Ingolstadt, March 10, 2023 – With its joint project ”MaterialLoop”, Audi is taking the next step toward closing more material cycles in the automotive industry. Together with 15 partners from the research, recycling, and supplier sectors, the brand with the four rings is looking into the reuse of so-called post-consumer materials, which are taken from customer vehicles at the end of their lifecycle, from the automotive sector for the production of new cars. As part of Audi’s circular economy strategy, the project provides valuable insight on how a circular economy can be put into practice.
Up to now, very few of the materials used in the production of new vehicles are recovered from old cars. Steel, for example, usually ends up as structural steel after end-of-life vehicle recycling. Audi wants to change that by reusing secondary materials taken from end-of-life vehicles in the production of new cars. Downcycling, which a loss of quality in materials resulting from the recycling process, is to be avoided. “The MaterialLoop project underscores our ambitious vision to operate a highly efficient circular economy concept for end-of-life vehicles,” says Audi CEO Markus Duesmann. “It is our goal to recover as many materials as possible at a high level of quality and reuse them in production. This will save valuable primary materials and lower the products’ ecological footprint. Simultaneously, direct access to secondary materials can contribute to increased security of supply. Raw materials would no longer have to be extracted.”
Back in October 2022, 100 vehicles, including among others former development cars, were dismantled as part of the joint MaterialLoop project. The targeted disassembly of individual components alone enabled the retention of high-quality secondary materials such as larger plastic pieces for recycling. After disassembly, the remaining car bodies were shredded and sorted into material groups comprising steel, aluminum, plastic, and glass, in cooperation with the partner companies. With the aim of testing the reuse of such materials in the production of new cars, Audi defined and piloted the further recycling process together with project partners from the recycling industry, the Audi supply chain, and academia.

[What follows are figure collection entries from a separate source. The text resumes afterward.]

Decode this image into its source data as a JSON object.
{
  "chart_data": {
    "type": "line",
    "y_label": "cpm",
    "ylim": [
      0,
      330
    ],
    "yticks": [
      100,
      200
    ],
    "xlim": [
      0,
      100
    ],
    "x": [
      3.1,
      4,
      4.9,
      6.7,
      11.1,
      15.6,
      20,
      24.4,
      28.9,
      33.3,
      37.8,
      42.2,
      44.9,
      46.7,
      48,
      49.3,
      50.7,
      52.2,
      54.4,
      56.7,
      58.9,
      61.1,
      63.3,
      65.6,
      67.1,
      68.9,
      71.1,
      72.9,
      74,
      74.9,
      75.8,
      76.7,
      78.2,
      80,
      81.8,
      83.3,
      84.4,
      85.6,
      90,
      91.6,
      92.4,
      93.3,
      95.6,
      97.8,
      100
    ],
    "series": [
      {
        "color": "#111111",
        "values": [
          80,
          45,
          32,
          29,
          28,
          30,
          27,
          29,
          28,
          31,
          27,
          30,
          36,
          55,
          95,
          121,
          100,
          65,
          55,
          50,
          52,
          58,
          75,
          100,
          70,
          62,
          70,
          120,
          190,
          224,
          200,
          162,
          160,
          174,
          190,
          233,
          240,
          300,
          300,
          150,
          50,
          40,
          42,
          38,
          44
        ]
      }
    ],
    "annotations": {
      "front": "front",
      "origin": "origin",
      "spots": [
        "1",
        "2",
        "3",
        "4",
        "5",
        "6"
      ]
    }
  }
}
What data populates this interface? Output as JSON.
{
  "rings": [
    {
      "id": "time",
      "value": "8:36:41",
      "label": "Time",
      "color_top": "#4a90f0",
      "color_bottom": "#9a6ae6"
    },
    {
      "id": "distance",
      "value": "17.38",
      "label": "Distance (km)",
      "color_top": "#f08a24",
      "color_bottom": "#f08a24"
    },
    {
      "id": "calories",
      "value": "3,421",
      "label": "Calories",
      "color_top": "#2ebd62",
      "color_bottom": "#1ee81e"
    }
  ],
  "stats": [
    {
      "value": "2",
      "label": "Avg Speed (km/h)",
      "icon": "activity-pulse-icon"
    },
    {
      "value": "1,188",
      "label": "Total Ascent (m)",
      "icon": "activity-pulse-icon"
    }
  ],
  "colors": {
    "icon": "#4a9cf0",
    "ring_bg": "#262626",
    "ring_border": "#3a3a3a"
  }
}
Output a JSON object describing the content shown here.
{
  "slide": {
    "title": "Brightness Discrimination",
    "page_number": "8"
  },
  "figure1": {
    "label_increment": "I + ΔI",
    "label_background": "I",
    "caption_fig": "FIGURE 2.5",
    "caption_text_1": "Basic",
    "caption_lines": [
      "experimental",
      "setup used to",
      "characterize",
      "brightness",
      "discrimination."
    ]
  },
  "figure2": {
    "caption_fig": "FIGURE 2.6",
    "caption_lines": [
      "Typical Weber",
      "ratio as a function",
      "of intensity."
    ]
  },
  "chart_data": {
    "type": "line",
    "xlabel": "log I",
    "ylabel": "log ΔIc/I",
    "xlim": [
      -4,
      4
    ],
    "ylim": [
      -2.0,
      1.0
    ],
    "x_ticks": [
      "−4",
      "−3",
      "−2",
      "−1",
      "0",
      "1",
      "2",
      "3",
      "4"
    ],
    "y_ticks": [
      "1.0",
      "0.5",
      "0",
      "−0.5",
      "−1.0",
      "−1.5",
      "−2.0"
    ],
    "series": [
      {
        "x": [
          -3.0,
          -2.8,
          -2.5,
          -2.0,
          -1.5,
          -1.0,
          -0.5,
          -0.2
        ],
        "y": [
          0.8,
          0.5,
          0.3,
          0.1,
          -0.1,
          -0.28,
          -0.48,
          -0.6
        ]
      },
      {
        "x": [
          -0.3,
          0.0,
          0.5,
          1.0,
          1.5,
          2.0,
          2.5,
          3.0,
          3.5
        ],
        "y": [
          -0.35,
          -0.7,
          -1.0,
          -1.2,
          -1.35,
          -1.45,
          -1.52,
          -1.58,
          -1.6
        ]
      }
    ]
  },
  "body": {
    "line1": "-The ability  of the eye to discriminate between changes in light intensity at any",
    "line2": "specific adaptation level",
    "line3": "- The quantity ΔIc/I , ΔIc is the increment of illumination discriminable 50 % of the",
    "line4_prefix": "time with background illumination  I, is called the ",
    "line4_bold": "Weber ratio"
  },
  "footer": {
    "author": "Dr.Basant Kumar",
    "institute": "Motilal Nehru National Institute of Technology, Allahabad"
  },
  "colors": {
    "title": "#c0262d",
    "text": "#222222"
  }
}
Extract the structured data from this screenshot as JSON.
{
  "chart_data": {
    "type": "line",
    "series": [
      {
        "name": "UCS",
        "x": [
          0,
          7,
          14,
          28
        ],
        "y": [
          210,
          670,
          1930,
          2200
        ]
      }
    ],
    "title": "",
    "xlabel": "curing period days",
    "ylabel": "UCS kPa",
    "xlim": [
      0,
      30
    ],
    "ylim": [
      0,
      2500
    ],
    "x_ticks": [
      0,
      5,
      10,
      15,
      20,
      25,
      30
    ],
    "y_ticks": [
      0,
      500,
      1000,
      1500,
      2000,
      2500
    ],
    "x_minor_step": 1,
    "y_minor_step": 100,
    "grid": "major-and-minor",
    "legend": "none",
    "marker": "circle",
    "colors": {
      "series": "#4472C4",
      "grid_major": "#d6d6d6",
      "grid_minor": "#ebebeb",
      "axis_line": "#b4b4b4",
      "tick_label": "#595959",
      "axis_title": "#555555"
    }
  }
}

“Our emphasis on cycles within the industry enables us to use our products and the materials they’re made from for as long as possible. Our vision is to rely less on secondary materials from other industries in the future”, explains Johanna Klewitz, head of supply chain sustainability at Audi. Besides the technical feasibility of returning materials in the Audi supply chain, improving future generations of Audi vehicles’ ability to be recycled is also in focus. The project is part of Audi’s circular economy strategy and delivers valuable insights into implementing a circular economy in practice. Dennis Meinen, expert for circular economy at Audi: “At its core, circular economy is about handling resources responsibly. Longevity, repairability, and, indeed, our products’ ability to be recycled are thus all in focus.”